Real-world data rarely comes clean. In this repository, I used Python and its libraries, to gather data from a variety of sources and in a variety of formats, assess its quality and tidiness, then clean it.
The real world, I have assessed here is the tweet archive of Twitter user @dog_rates, also known as WeRateDogs. WeRateDogs is a Twitter account that rates people's dogs with a humorous comment about the dog. These ratings almost always have a denominator of 10. The numerators, though? Almost always greater than 10. 11/10, 12/10, 13/10, etc. Why? Because "they're good dogs Brent." WeRateDogs has over 6 million followers and has received international media coverage.

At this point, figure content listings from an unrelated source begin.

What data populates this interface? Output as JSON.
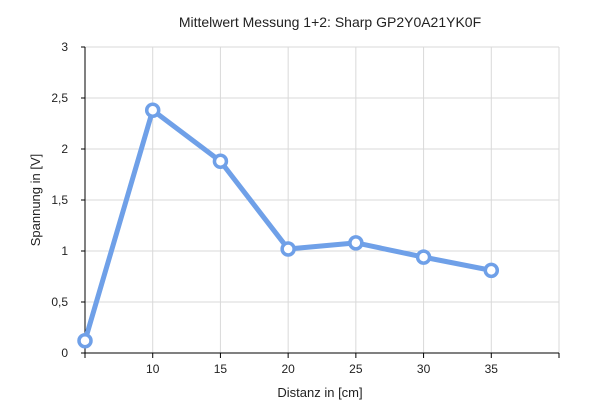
{
  "chart_data": {
    "type": "line",
    "title": "Mittelwert Messung 1+2:  Sharp GP2Y0A21YK0F",
    "xlabel": "Distanz in [cm]",
    "ylabel": "Spannung in [V]",
    "xlim": [
      5,
      40
    ],
    "ylim": [
      0,
      3
    ],
    "x_ticks": [
      10,
      15,
      20,
      25,
      30,
      35
    ],
    "x_tick_labels": [
      "10",
      "15",
      "20",
      "25",
      "30",
      "35"
    ],
    "x_minor_ticks": [
      5,
      10,
      15,
      20,
      25,
      30,
      35,
      40
    ],
    "y_ticks": [
      0,
      0.5,
      1,
      1.5,
      2,
      2.5,
      3
    ],
    "y_tick_labels": [
      "0",
      "0,5",
      "1",
      "1,5",
      "2",
      "2,5",
      "3"
    ],
    "grid": true,
    "legend": "none",
    "series": [
      {
        "x": [
          5,
          10,
          15,
          20,
          25,
          30,
          35
        ],
        "values": [
          0.12,
          2.38,
          1.88,
          1.02,
          1.08,
          0.94,
          0.81
        ],
        "color": "#6fa0e8"
      }
    ]
  }
}
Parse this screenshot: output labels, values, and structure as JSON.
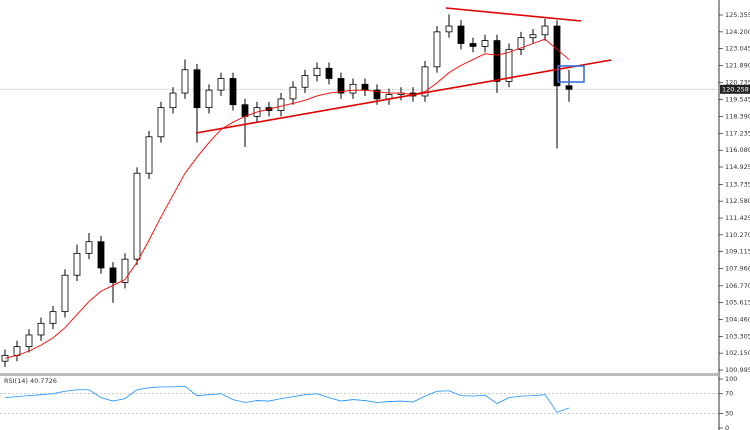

I have gathered data from three different sources which I have mentioned in the jupyter notebook of this repository.
You need to work in a Jupyter Notebook on your computer.
The following packages (libraries) need to be installed. You can install these packages via conda or pip.
- pandas
- NumPy
- requests
- tweepy
- json
- matplotlib
- All project code is contained in a Jupyter Notebook named wrangle_act.ipynb and runs without errors.
- The Jupyter Notebook has an intuitive, easy-to-follow logical structure. The code uses comments effectively and is interspersed with Jupyter Notebook Markdown cells. The steps of the data wrangling process (i.e. gather, assess, and clean) are clearly identified with comments or Markdown cells, as well.
Feel free to suggest any changes or contribute to the project.
This project is covered under MIT License.